Am 6. Juli 1942 war es so weit. Margot, die sechzehnjährige Tochter der deutsch-jüdischen Familie Frank, erhielt im damals von den Deutschen besetzten Amsterdam die Einberufung zu einem „Arbeitseinsatz“ in Deutschland. Die Betroffenen wussten, was das bedeutete. Über Nacht siedelte die Familie Frank zusammen mit einem bekannten Ehepaar in das seit längerem vorbereitete Versteck im Hinterhaus des firmeneigenen Lagers um, zugänglich nur durch einen drehbaren Schrank, der in einem großen Büro stand. Ein Leben auf engstem Raum begann, in dem Verdunkelung und Schweigen die wichtigsten Vorsichtsmaßnahmen waren. Einzig eine kleine Schar treuer und verschwiegener Eingeweihter, die die Eingeschlossenen mit Nahrungsmitteln und Literatur versorgten, und ein Radio waren die Tore zur Welt. Ein Glück, dass die jüngere Tochter Annelies Marie kurz zuvor zu ihrem dreizehnten Geburtstag am 12. Juni ein Tagebuch geschenkt bekommen hatte. Ausgestattet mit einem starken Charakter, genauer Beobachtungsgabe und beeindruckenden literarischen Fähigkeiten beschrieb und deutete Anne – wie sie in der Familie genannt wurde – die äußeren Bedingungen und die gruppendynamischen Prozesse unter diesen beengten Bedingungen. Alles kam zur Sprache: die Benutzungsordnung der einzigen Toilette für acht Personen, die zunehmend notwendige Rationierung der Lebensmittel, die enervierenden Streitereien … Besonders beeindruckend schildert sie ihren körperlichen und emotionalen Wandel von einem nach Vertrauen, Liebe und Zärtlichkeit verlangenden pubertierenden Mädchen, das manch hartes Wort gegen die Eltern findet, hin zu einer selbstkritischen, sich um Verstehen bemühenden jungen Frau. Ein kleines Beispiel aus Annes realistischem Blick auf ihre eigene Situation als Jüdin: „Wer hat uns das auferlegt? Wer hat uns Juden zu einer Ausnahme unter allen Völkern gemacht? Wer hat uns bis jetzt so leiden lassen? Es ist Gott, der uns so gemacht hat, aber es wird auch Gott sein, der uns aufrichtet. Wenn wir all dieses Leid ertragen und noch immer Juden übrig bleiben, werden sie einmal von Verdammten zu Vorbildern werden… Gott hat unser Volk nie im Stich gelassen, durch alle Jahrhunderte sind Juden am Leben geblieben.“ Worte einer Vierzehnjährigen, die an die Auferstehung ihres Volkes glaubte. Am 4. August 1944 verstummte die Stimme dieses Tagebuchs, Anne starb so wie ihre Schwester Margot im niedersächsischen Todeslager Bergen-Belsen, ihr Zeugnis aber lebt in siebzig Sprachen weiter.
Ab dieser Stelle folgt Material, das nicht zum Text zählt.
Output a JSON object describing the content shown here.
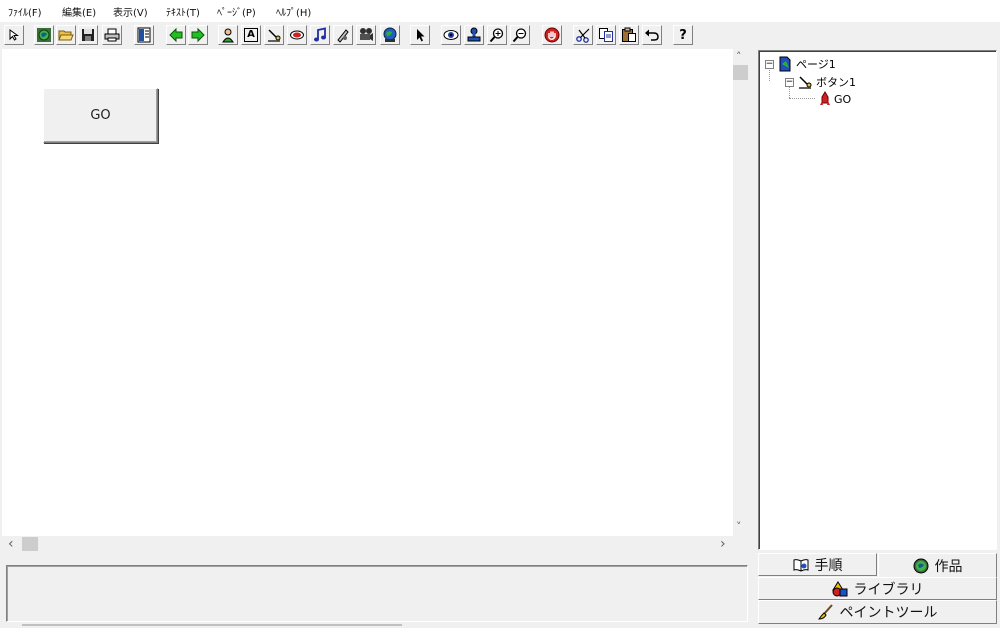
{
  "menu": [
    "ﾌｧｲﾙ(F)",
    "編集(E)",
    "表示(V)",
    "ﾃｷｽﾄ(T)",
    "ﾍﾟｰｼﾞ(P)",
    "ﾍﾙﾌﾟ(H)"
  ],
  "toolbar": {
    "text_tool_label": "A",
    "help_label": "?"
  },
  "canvas": {
    "go_button_label": "GO"
  },
  "tree": {
    "page": "ページ1",
    "button": "ボタン1",
    "action": "GO",
    "expander_symbol": "−"
  },
  "tabs": {
    "procedure": "手順",
    "work": "作品",
    "library": "ライブラリ",
    "paint": "ペイントツール"
  },
  "scroll": {
    "up": "˄",
    "down": "˅",
    "left": "‹",
    "right": "›"
  }
}
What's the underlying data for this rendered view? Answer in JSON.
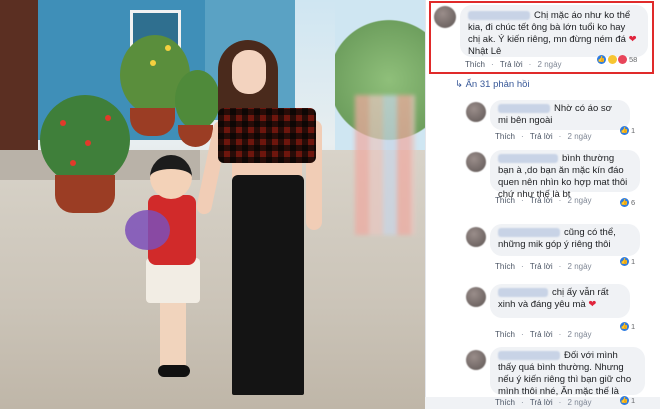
{
  "comments": [
    {
      "text": "Chị mặc áo như ko thể kia, đi chúc tết ông bà lớn tuổi ko hay chị ak. Ý kiến riêng, mn đừng ném đá",
      "tag": "Nhật Lê",
      "heart": "❤",
      "like": "Thích",
      "reply": "Trả lời",
      "time": "2 ngày",
      "reactions": "58"
    },
    {
      "text": "Nhờ có áo sơ mi bên ngoài",
      "like": "Thích",
      "reply": "Trả lời",
      "time": "2 ngày",
      "reactions": "1"
    },
    {
      "text": "bình thường bạn à ,do bạn ăn mặc kín đáo quen nên nhìn ko hợp mat thôi chứ như thế là bt",
      "like": "Thích",
      "reply": "Trả lời",
      "time": "2 ngày",
      "reactions": "6"
    },
    {
      "text": "cũng có thể, những mik góp ý riêng thôi",
      "like": "Thích",
      "reply": "Trả lời",
      "time": "2 ngày",
      "reactions": "1"
    },
    {
      "text": "chị ấy vẫn rất xinh và đáng yêu mà",
      "heart": "❤",
      "like": "Thích",
      "reply": "Trả lời",
      "time": "2 ngày",
      "reactions": "1"
    },
    {
      "text": "Đối với mình thấy quá bình thường. Nhưng nếu ý kiến riêng thì bạn giữ cho mình thôi nhé, Ăn mặc thế là quá bình thường r",
      "like": "Thích",
      "reply": "Trả lời",
      "time": "2 ngày",
      "reactions": "1"
    }
  ],
  "replies_toggle": "↳ Ẩn 31 phản hồi",
  "colors": {
    "highlight": "#e02a2a",
    "link": "#385898",
    "like_blue": "#2d7be0"
  }
}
Die Bibel fasst den Reinigungsprozess der Welt von allem Bösen und die Rettung der Familie Noachs literarisch als Tagebuch. Unvergessen der 17. des zweiten Monats im 600. Lebensjahr Noachs, der Tag, als der Regen kam. Nach vierzig Tagen endlich hört das Wasser auf, anzusteigen, 110 Tage lang treibt die Arche ruhig dahin. Am 17. des siebten Monats setzt sie dann auf einem Berg auf, am 1. des zehnten Monats werden alle Berge sichtbar, am 1. des ersten Monats – Noachs 601. Lebensjahr beginnt – wird das Dach der Arche weggenommen und am 27. des zweiten Monats hat die Familie wieder festen Boden unter den Füßen. Ein Jahr, das die Familie Noachs gelehrt hat, die Tage zu zählen. Zahlenangaben, die erst als Tagebucheinträge einen Sinn geben.